Questo il campo d’azione esterno, protetto da tendoni. All’interno salumerie, pollerie, macellerie, pescherie, mercerie, profumerie, alimentari a profusione,  l’aggiusta orologi, corniciai, fioristi. L’arte di scegliere tra migliaia di proposte è cosa femminile, di donne che nel “mercatino” conoscono nome e cognome dei venditori, i loro affetti familiari, gli eventi di cui sono protagonisti nel bene e nel male, matrimoni e lutti, provenienza urbana o provinciale, attendibilità. Così, sei informata prima di altri dei nuovi arrivi, di offerte e rarità da risparmio, ma non di cosa c’è dietro. Non fai domande se in un breve corridoio di passaggio da un percorso interno all’altro, don Ciro, figura storica del luogo, offre orologi al quarzo, con cinturino in maglia di metallo allo “stratosferico” prezzo di un euro, se una mini borsa firmata LouisVuitton, perfetta, la porti a casa con tre euro. Il terzo grado per sapere “com’è possibile?” cadrebbe nel nulla. Bocche cucite e non sai se ti rifilano oggetti rubati o prodotti da schiavi cinesi a costo vicino allo zero.

La Cina appunto e il suo colonialismo commerciale che include l’Italia, dove a Milano il cognome Hu prevale sui meneghini Rossi, Brambilla,  Ambrosi e a Napoli dove si espande nei dintorni della Stazione Centrale con isolati saturi di cineserie e un paio di occhiali da presbiopia costa due euro, custodia, panno di pulizia e laccetti per tenerli sempre al collo inclusi. Hanno aspetto misero i venditori, non quanto chi fabbrica in condizioni di schiavitù il made in China. Chi fugge dalle campagne povere, da fame, accetta di “gettare il sangue” in sottoscala di pseudo fabbrichette dove l’orario di lavoro è variabile secondo le dispotiche esigenze produttive del boss e le paghe sono miserrime. Esattamente come accade nella patria dello stakanovismo, imposto con il micidiale diktat “prendere o lasciare”.

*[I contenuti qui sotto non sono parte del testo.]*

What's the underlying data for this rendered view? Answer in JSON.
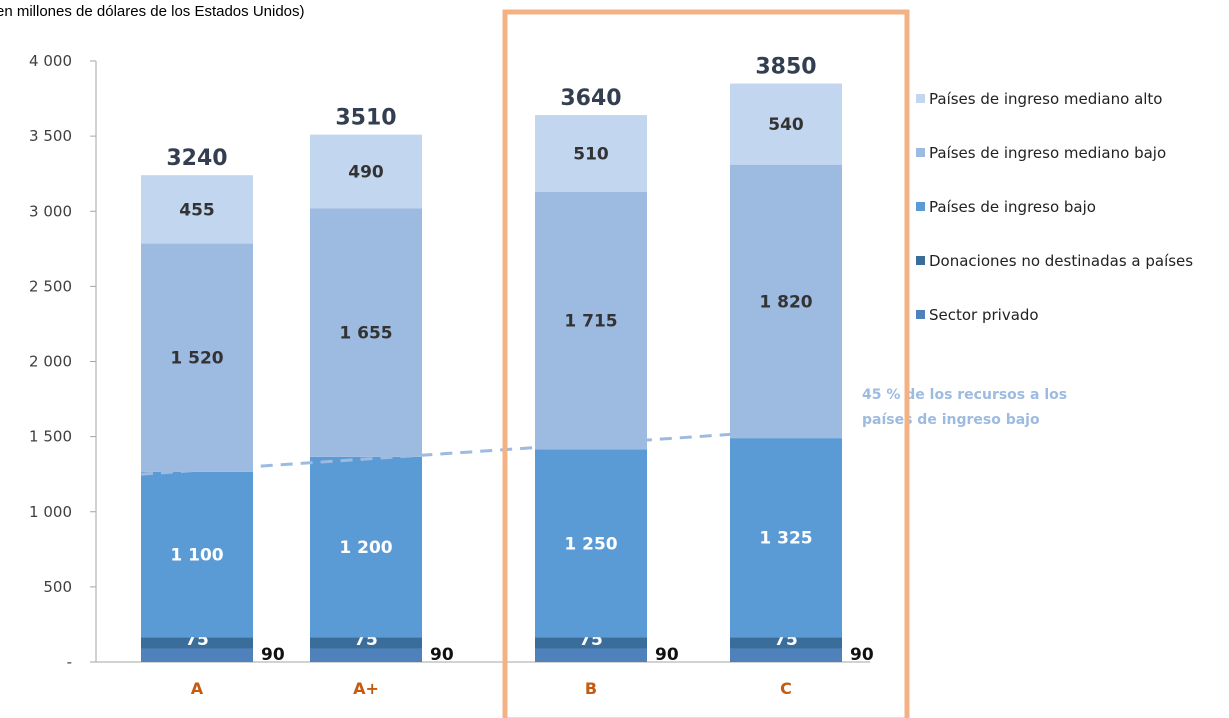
{
  "chart_data": {
    "type": "bar",
    "stacked": true,
    "subtitle": "en millones de dólares de los Estados Unidos)",
    "categories": [
      "A",
      "A+",
      "B",
      "C"
    ],
    "ylim": [
      0,
      4000
    ],
    "yticks": [
      0,
      500,
      1000,
      1500,
      2000,
      2500,
      3000,
      3500,
      4000
    ],
    "ytick_labels": [
      "-",
      "500",
      "1 000",
      "1 500",
      "2 000",
      "2 500",
      "3 000",
      "3 500",
      "4 000"
    ],
    "series": [
      {
        "name": "Sector privado",
        "values": [
          90,
          90,
          90,
          90
        ],
        "labels": [
          "90",
          "90",
          "90",
          "90"
        ],
        "color": "#4f81bd"
      },
      {
        "name": "Donaciones no destinadas a países",
        "values": [
          75,
          75,
          75,
          75
        ],
        "labels": [
          "75",
          "75",
          "75",
          "75"
        ],
        "color": "#3a6d9a"
      },
      {
        "name": "Países de ingreso bajo",
        "values": [
          1100,
          1200,
          1250,
          1325
        ],
        "labels": [
          "1 100",
          "1 200",
          "1 250",
          "1 325"
        ],
        "color": "#5b9bd5"
      },
      {
        "name": "Países de ingreso mediano bajo",
        "values": [
          1520,
          1655,
          1715,
          1820
        ],
        "labels": [
          "1 520",
          "1 655",
          "1 715",
          "1 820"
        ],
        "color": "#9dbbe0"
      },
      {
        "name": "Países de ingreso mediano alto",
        "values": [
          455,
          490,
          510,
          540
        ],
        "labels": [
          "455",
          "490",
          "510",
          "540"
        ],
        "color": "#c2d6ef"
      }
    ],
    "totals": [
      3240,
      3510,
      3640,
      3850
    ],
    "legend_order": [
      "Países de ingreso mediano alto",
      "Países de ingreso mediano bajo",
      "Países de ingreso bajo",
      "Donaciones no destinadas a países",
      "Sector privado"
    ],
    "legend_position": "right",
    "annotation": {
      "lines": [
        "45 % de los recursos a los",
        "países de ingreso bajo"
      ],
      "color": "#9dbbe0",
      "line_start": {
        "category": "A",
        "value": 1250
      },
      "line_end": {
        "category": "C",
        "value": 1565
      }
    },
    "highlight": {
      "categories": [
        "B",
        "C"
      ],
      "color": "#f4b183"
    },
    "category_label_color": "#c55a11",
    "grid": false
  }
}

L’illecito di straordinari oltre il limite consentito dalla legge, il degrado di ambienti insalubri, i pericoli per la salute e la tutela della sicurezza sono la regola per molti settori produttivi e chiamano sul banco degli imputati anche impianti utilizzati dalle multinazionali (tra le altre la Disney giocattoli, Mattel, McDonald’s) per produrre a costi infinitamente inferiori rispetto a quanto si paga, “salatissimo”, in Usa, Italia e in mezzo mondo. Il metodo, che arricchisce i marchi delle imprese occidentali è traslato con identiche modalità nel fitto tessuto di intraprendenti cinesi sbarcati dalle nostre parti e raramente denunciati per sfruttamento del lavoro. E’ difficile capire perché città operose come Prato, storica roccaforte del tessile, si siano arrese, quasi senza colpo ferire, all’invasione cinese, concorrenziale senza chance di rivalità.

Non è noto quanto percepisce un lavoratore/lavoratrice cinese in terra italiana, ma non è difficile intuirlo se si prende per buona l’indagine di Pechino nelle fabbriche cinesi di giocattoli destinati ai mercati occidentale: per salario, straordinari, indennità e detrazioni,  la retribuzione mensile è di 214 euro (1,2 euro all’ora). Molti addetti alla produzione lavorano a stretto contatto con sostanze velenose, alcune mortali. Ne fa le spese chi fabbrica bambole Barbie, lavora per i pasti McDonald’s, per la Disney. Perché non raccontarlo a “Giacomo” che fa i capricci, spesso appagati, per comprare  calzini da tennis firmati da una delle etichette firmate dalla multinazionale X, Y, la felpa alfa-beta, il tablet pinco pallino?